Gegen die Übersetzung ließe sich allenfalls einwenden, daß sie die Vermutung einer Dinglichkeit der Entität nahelegt. Damit schenkt man dem Autor seine implizite Gleichsetzung von Dinglichkeit und Konkretheit, mit deren Hilfe er sich einer Definition zu entziehen versucht. Der Hase liegt in der Rede von einer "abstrakten Entität" im Pfeffer, die nur dann über eine Tautologie hinausreicht, wenn es auch konkrete Entitäten gibt. Daß man über sie nicht mehr sagen kann oder will, als daß sie da ist, macht die Entität aber gerade aus, während von einer Definition zu erwarten ist, daß sie Konkreteres bietet als die Behauptung der Existenz ihres Gegenstandes.
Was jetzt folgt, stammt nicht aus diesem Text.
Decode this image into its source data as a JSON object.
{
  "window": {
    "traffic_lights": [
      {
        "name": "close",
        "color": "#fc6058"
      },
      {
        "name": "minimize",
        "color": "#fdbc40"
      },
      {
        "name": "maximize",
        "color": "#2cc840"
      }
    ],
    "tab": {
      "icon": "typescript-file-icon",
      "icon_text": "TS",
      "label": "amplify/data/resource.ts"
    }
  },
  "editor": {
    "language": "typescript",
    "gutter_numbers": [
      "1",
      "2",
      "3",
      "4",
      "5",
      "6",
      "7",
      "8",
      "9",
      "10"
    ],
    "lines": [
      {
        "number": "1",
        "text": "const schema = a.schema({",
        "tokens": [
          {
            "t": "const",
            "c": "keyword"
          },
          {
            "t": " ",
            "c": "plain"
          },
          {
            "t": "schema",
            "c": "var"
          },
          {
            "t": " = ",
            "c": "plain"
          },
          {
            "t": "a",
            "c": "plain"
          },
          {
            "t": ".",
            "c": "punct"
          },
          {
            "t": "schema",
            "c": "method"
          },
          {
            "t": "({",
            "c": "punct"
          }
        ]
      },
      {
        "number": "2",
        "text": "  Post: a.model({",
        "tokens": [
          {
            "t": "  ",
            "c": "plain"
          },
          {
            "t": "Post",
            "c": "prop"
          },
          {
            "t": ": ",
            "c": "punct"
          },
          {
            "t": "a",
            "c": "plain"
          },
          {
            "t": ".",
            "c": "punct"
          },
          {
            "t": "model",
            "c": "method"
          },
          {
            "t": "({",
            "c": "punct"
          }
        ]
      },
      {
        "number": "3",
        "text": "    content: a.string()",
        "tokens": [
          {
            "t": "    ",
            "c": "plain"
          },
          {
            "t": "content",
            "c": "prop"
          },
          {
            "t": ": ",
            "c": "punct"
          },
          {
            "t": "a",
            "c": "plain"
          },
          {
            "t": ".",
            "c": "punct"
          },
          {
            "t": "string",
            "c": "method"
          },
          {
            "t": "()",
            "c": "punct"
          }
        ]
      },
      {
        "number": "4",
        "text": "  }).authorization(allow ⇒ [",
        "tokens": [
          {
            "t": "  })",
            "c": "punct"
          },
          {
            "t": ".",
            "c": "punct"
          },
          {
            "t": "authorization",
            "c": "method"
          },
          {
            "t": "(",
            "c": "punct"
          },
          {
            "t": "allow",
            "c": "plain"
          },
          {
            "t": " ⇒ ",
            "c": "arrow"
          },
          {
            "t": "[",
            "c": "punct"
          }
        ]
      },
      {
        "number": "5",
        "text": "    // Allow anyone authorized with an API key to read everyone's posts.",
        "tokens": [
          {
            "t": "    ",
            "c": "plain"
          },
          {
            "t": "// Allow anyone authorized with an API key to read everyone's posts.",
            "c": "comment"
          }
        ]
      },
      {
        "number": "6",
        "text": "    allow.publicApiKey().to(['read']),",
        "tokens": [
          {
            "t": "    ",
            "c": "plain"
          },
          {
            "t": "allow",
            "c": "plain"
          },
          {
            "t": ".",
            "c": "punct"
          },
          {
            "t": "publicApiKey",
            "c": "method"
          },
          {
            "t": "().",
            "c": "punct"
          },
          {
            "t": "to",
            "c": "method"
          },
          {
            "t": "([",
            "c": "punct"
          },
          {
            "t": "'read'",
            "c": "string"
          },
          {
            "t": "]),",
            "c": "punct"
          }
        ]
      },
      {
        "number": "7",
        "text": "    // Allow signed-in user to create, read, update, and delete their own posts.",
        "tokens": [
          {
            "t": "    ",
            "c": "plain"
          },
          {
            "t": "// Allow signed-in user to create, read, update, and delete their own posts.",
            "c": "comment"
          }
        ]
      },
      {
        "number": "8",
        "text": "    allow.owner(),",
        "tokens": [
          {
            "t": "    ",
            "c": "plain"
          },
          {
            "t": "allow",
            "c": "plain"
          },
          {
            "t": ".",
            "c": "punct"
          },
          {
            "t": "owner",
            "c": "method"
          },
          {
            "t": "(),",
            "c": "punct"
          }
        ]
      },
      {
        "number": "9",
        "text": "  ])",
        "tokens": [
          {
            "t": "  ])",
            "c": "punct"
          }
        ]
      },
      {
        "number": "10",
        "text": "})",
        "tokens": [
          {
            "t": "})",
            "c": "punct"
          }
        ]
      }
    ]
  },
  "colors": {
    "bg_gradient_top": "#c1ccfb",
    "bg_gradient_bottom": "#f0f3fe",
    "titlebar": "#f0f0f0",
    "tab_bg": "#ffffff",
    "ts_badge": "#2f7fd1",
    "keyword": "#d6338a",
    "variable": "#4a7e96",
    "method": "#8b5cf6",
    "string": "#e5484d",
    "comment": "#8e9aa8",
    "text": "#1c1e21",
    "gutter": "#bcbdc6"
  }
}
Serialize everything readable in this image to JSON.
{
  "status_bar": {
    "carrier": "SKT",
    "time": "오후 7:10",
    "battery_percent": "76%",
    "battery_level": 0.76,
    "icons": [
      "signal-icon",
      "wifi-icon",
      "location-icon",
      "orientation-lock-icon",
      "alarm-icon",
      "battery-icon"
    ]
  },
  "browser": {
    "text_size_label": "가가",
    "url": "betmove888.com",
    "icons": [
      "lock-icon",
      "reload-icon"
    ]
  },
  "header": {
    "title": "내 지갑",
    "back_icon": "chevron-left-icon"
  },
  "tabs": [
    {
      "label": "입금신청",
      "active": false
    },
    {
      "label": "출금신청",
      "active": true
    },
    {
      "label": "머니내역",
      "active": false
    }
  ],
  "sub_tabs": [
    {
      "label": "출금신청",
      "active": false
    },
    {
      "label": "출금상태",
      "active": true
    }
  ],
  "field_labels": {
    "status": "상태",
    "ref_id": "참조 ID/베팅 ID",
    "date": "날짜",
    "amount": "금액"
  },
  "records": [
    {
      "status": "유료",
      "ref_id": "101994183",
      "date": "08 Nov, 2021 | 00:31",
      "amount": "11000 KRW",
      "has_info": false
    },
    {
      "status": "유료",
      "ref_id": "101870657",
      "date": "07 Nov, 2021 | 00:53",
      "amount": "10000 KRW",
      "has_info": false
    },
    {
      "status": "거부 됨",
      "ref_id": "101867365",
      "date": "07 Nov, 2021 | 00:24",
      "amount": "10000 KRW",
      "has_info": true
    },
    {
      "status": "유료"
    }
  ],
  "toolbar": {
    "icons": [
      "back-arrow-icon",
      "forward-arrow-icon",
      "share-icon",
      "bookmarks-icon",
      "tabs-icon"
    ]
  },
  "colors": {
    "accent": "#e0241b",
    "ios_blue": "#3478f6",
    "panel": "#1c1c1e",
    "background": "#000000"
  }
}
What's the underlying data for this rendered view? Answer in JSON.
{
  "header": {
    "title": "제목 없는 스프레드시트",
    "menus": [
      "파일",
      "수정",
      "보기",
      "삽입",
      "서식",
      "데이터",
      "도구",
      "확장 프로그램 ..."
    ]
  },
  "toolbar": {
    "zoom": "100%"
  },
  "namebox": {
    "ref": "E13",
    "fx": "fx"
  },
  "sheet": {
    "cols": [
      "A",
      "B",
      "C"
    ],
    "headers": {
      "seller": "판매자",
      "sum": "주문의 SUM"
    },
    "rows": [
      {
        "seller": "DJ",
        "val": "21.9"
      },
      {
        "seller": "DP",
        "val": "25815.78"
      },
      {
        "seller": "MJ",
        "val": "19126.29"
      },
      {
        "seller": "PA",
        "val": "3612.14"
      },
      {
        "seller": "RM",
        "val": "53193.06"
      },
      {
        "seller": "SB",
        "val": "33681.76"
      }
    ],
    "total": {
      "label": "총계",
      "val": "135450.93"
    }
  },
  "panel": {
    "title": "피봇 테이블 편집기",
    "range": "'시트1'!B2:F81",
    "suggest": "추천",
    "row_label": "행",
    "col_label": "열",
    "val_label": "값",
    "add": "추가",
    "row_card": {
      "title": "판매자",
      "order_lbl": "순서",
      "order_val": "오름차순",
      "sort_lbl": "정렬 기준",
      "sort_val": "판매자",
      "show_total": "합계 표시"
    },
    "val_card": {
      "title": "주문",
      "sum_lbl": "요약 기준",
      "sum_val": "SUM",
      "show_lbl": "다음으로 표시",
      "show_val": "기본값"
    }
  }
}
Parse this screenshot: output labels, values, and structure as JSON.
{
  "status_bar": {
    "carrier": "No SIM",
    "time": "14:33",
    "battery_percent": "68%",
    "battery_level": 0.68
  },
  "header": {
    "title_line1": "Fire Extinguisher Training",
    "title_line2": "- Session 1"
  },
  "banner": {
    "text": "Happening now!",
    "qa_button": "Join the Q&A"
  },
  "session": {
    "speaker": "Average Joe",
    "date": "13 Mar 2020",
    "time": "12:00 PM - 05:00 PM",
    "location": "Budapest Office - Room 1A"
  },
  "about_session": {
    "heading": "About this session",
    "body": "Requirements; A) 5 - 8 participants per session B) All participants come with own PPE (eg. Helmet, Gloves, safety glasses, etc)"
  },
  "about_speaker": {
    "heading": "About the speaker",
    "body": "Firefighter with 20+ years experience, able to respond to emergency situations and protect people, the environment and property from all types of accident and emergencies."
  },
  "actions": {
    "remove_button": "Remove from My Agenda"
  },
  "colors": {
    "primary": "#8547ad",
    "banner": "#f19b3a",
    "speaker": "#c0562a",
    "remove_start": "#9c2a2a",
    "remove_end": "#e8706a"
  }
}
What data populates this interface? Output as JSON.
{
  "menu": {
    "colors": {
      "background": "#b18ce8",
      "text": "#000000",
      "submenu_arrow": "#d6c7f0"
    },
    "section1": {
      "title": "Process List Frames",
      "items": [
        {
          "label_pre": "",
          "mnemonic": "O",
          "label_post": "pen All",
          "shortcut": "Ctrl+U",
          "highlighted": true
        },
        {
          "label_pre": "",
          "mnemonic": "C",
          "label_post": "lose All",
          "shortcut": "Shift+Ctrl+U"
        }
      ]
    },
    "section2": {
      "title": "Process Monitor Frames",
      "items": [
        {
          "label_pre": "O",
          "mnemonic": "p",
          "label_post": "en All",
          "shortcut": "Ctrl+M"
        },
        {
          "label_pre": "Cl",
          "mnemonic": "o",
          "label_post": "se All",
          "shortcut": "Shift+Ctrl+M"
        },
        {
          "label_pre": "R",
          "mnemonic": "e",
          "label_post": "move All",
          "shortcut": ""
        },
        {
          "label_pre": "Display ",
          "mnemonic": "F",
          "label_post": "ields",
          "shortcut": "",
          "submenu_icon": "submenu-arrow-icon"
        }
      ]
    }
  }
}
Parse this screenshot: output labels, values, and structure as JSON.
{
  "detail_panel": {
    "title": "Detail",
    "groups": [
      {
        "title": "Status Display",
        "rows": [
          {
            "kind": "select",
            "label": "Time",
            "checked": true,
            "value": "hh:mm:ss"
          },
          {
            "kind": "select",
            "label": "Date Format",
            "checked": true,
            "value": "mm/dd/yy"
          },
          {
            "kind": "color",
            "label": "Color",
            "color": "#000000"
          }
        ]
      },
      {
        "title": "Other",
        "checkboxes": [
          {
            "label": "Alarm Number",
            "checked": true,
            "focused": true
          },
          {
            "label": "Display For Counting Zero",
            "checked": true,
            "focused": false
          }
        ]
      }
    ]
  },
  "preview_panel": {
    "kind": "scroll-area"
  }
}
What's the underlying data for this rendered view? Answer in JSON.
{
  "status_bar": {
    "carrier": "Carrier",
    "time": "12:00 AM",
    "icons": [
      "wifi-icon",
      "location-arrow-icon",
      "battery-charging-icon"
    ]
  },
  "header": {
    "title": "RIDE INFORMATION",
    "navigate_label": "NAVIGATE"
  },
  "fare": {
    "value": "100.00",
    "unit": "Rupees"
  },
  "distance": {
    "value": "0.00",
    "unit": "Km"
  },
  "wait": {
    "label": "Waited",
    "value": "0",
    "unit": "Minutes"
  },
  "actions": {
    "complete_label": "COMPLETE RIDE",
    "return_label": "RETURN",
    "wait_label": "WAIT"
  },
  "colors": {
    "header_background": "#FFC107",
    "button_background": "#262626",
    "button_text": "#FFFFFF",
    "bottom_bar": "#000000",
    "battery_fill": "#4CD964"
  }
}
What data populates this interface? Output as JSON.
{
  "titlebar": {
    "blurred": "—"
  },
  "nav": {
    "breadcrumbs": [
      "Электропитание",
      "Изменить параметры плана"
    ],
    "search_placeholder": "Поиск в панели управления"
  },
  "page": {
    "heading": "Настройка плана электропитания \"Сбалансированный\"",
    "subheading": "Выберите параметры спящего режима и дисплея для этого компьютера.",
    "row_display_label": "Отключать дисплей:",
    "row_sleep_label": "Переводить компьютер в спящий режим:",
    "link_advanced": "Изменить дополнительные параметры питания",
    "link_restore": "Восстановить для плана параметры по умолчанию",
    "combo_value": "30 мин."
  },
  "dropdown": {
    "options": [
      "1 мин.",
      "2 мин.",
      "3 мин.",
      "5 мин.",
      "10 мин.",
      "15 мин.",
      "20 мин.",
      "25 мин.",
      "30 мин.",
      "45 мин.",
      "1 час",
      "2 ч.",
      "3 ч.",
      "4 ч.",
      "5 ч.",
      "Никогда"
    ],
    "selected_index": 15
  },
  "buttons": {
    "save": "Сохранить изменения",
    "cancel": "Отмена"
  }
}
Die nähere Kennzeichnung der Entität "Bedeutung" als abstrakt läuft hier auf die Aussage hinaus, über Bedeutung lasse sich deshalb nichts Konkretes sagen, weil sie, grob gesprochen, nicht in der Landschaft herumliegt. Das bestätigt sich in dem Drang, ihr trotzdem eine Raumstelle zuzuweisen, nämlich "irgendwo im Gehirn". Diese Lokalisierung ist völlig belanglos, aber dennoch vulgärontologisch notwendig, um die Annahme verteidigen zu können, es gebe Bedeutung überhaupt.

So mag den einen als tiefe Einsicht erscheinen, was andere mit der Aussage "Bedeutung ist eine Entität" (kürzer: "Bedeutung ist"; noch kürzer: "Bedeutung") für bereits hinreichend dargelegt halten.
 
 

Kommentar von Theodor Ickler, verfaßt am 10.04.2011 um 08.13 Uhr  
Adresse: http://www.sprachforschung.org/ickler/index.php?show=news&id=1341#18463

Als Übersetzung für "Entität" habe ich immer "Dingsbums" vorgeschlagen. Dann erkennt man gleich die Leere dieser Wortzauberei. Das "Seiende" ist kein Gattungsbegriff, wie schon Aristoteles in den Zweiten Analytiken bemerkte.
 
 

Kommentar von stefan strasser, verfaßt am 02.10.2010 um 13.31 Uhr  
Adresse: http://www.sprachforschung.org/ickler/index.php?show=news&id=1341#16840

Möglicherweise lesen einzelne Akademiker buchstabenweise, murmeln das so entzifferte leise vor sich hin und entnehmen erst der so entstandenen Lautekette den Sinn.
Nichtakademiker (und nicht nur die) erkennen die meisten Wörter bildhaft auf einen Blick, daher entsteht Verwirrung, wenn statt Mensch plötzlich Mänsch auftaucht.
Eindeutige Schreibung bedeutet eindeutigen Sinn, das scheinen einzelne Akademiker offenbar nicht begriffen zu haben.